Belfield zoning board mindful of the futureAs city officials continue to discuss the implementation of new zoning codes for Belfield, council members maintain that consideration for the well-being of future generations is key.
By: Dain Sullivan, The Dickinson Press
As city officials continue to discuss the implementation of new zoning codes for Belfield, council members maintain that consideration for the well-being of future generations is key.
Planning and zoning committee member Peggy O’Brien was present during the City Council meeting Tuesday night at Memorial Hall, where the subject of zoning was briefly addressed. As new zoning codes are being drafted, she said changes to be brought about in Belfield must be applicable not only to the town’s current population, but to residents in years to come.

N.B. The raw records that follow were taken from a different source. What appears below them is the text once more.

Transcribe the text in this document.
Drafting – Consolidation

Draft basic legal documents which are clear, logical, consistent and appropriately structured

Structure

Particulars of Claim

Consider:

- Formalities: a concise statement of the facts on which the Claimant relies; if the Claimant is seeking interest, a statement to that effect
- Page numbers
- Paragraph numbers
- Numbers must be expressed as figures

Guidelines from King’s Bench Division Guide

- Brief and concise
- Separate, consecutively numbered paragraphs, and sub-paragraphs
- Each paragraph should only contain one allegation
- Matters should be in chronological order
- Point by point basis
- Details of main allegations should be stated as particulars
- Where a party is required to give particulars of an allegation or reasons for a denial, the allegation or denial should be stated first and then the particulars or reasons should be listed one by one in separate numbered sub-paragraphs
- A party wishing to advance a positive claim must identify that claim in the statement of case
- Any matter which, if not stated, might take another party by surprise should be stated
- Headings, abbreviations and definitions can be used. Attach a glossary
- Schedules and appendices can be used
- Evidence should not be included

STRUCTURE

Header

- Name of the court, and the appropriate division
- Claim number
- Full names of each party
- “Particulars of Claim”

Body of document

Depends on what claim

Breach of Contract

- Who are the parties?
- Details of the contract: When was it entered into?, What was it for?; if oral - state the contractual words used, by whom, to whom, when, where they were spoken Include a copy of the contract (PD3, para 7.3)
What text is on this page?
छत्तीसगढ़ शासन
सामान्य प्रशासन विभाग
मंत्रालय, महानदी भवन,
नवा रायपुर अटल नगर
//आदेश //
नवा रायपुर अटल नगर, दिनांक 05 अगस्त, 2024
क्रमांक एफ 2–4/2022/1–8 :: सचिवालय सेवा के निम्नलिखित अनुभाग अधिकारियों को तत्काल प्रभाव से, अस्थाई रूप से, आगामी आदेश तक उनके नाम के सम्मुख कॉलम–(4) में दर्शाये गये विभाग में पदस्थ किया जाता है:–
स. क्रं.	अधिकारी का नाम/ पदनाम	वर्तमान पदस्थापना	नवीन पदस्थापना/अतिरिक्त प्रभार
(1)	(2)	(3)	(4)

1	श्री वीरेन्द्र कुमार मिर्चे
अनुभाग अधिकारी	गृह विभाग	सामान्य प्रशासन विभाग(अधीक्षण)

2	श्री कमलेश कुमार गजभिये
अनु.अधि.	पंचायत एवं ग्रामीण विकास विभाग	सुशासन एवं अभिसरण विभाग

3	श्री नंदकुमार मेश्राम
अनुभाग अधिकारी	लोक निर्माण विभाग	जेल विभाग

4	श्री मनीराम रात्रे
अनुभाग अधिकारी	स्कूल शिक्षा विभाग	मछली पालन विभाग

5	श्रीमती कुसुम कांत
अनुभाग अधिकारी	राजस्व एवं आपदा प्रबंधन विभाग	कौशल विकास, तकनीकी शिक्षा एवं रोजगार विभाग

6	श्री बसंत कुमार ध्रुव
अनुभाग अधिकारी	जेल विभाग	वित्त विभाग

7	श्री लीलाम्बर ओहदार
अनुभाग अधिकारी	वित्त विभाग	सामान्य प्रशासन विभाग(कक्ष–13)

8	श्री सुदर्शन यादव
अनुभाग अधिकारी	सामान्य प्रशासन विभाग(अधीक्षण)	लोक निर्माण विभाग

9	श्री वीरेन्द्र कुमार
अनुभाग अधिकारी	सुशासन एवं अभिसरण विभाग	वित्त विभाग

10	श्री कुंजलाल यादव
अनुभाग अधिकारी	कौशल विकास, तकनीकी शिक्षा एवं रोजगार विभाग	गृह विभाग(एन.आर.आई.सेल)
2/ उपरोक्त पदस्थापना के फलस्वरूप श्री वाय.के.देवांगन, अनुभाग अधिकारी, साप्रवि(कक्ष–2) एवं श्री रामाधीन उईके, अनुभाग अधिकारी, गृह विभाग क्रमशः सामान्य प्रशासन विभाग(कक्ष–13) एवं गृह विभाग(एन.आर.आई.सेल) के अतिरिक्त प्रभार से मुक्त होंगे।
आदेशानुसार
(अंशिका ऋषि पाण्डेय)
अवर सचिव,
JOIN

“We have to have controlled growth,” O’Brien said of the town’s growing population.
According to O’Brien, that involves making sure that new zoning drafts will be effective for the community for as long as 20 to 50 years.
“We’re being very thorough,” she said.
In August of last year, O’Brien also spoke at a City Council meeting on behalf of community members. She raised concerns regarding control over regulations involving illegal hook-ups for water and sewer, truck usage and construction practices in Belfield.
During the same August meeting, zoning board president and City Council member Harold Kubischta reminded people that it has been difficult to enforce ordinances recently, mostly because many were introduced in the 1970s and do not apply as well today.
Following the meeting Tuesday, Kubischta said that Belfield has a strong influx of new people, which makes it difficult to organize areas such as housing, industrial parks and mobile home parks. He also mentioned the zoning board is still waiting on a final draft of revisions.
A zoning meeting has not yet been scheduled for January.
In addition to having a sense of control, council member Jeff Iverson also feels that a new zoning layout should be easy for future residents to follow.
“I think it just needs clarity,” Iverson said.
Iverson also agrees that population growth adds to the pressure to come up with an applicable set of codes.
“(People) are moving in quite a bit faster than we can control the growth,” Iverson said.
In the end, council members like Iverson just want to make sure changes go as smoothly as possible for the community.
“The industry needs the people, and the people need a place to live,” Iverson said.